The FCC is getting ready to kill off net neutrality rules, which means that internet providers will be allowed to play favorites with different content from different companies. Tyler Cowen suggests this is really no big deal. He looks at two studies:
In the past, the FCC went through a process to extend [net neutrality] in response to a court order invalidating its earlier net neutrality policy….Most relevant corporate share prices didn’t much react to these events, which suggests that the net neutrality decisions weren’t so important for the sector.
….A second recent study is by José Francisco Tudón Maldonado, a doctoral candidate in economics at the University of Chicago. Tudón Maldonado looked at Amazon.com Inc.’s Twitch.tv, a popular platform for video games, eSports and musical performances, among other services. Twitch itself advocates net neutrality, but applies its own service prioritization rules within the system. Tudón Maldonado found that Twitch users benefit from this prioritization, receiving higher quality programs and suffering less from bandwidth congestion.
I think this misunderstands the entire net neutrality debate. The first study looks solely at large public companies, but those aren’t the ones likely to lose out if net neutrality goes away. Generally speaking, they’re big enough and rich enough to cut favorable deals with internet providers regardless of the regulatory environment. It’s startups and small companies that are more likely to have problems. If YouTube has to cut a deal with Comcast to keep its videos running smoothly, they’ll do it. But what if a startup competitor wants the same treatment? They might not be offered the same deal, and even if they are they probably can’t afford it anyway. None of this shows up in the stock prices of big content providers.
The second study looks at the effect of content-neutral congestion policies. It’s easy to go down a rabbit hole here, but in simple terms it’s safe to say that no one objects if internet providers adopt policies designed to manage traffic congestion on their networks as long as those policies don’t discriminate based on the content of the traffic. This is a tricky issue, and the Twitch.tv case isn’t entirely cut and dry. But it’s mostly about favoring content that its customers access most often, which means they aren’t discriminating based on who owns what content.
In other words, I don’t think either of these studies addresses the real issue of eliminating net neutrality: namely that it allows internet providers to actively discriminate against small companies that can’t afford to pay special fees for good service. It also allows vertically integrated internet providers—like Comcast/NBC and AT&T/Time Warner—to favor their own content at the expense of others.

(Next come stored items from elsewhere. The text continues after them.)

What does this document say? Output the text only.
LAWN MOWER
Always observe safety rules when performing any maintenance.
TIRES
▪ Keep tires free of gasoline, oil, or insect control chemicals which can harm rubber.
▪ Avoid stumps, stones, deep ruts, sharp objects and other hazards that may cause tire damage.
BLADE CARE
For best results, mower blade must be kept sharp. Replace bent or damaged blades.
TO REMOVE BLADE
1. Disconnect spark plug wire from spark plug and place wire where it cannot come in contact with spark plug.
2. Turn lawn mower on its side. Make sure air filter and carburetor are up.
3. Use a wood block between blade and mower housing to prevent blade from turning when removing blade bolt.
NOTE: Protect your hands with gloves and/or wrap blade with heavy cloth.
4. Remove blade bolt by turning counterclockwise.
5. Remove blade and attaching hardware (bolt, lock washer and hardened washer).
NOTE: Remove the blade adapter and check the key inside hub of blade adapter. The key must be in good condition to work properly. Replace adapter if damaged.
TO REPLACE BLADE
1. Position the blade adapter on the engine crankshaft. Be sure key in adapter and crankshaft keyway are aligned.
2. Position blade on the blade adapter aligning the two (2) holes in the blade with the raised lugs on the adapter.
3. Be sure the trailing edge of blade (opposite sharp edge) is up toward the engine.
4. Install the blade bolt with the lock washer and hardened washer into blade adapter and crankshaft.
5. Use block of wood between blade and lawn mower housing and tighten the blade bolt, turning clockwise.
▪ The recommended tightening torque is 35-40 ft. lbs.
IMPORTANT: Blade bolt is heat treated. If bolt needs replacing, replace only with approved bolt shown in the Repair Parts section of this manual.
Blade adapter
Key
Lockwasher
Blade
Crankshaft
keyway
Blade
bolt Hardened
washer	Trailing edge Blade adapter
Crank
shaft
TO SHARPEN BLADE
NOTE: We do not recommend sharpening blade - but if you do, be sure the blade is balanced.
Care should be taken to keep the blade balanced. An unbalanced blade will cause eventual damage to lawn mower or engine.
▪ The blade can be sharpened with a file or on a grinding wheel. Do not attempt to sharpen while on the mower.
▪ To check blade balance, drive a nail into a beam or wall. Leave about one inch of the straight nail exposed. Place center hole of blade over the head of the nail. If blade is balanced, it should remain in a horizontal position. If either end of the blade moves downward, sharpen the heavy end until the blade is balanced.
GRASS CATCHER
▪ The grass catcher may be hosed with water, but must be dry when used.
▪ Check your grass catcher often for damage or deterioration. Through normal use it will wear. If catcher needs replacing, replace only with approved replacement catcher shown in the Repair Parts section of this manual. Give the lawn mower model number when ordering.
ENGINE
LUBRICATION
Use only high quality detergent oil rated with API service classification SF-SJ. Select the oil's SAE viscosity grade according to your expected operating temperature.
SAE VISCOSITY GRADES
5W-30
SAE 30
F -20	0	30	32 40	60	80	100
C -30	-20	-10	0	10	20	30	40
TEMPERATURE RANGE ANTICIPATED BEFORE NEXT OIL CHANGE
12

If there were real competition in the internet provider space, this would all be moot. If Comcast screwed around with competitive content providers, its customers would get disgusted and switch to someone else. But in practice, most areas don’t have any real competition. You sign up with your local cable company, and that’s pretty much it. If some small sites don’t seem to work very well, you’ll probably shrug and just figure that they aren’t very good. And even if you figure out that Comcast is deliberately screwing with them, there isn’t much you can do about it.
Of course, the big internet providers all swear they would never do this. Maybe so. But if they’d never do it, why the big objection to rules that say they can never do it?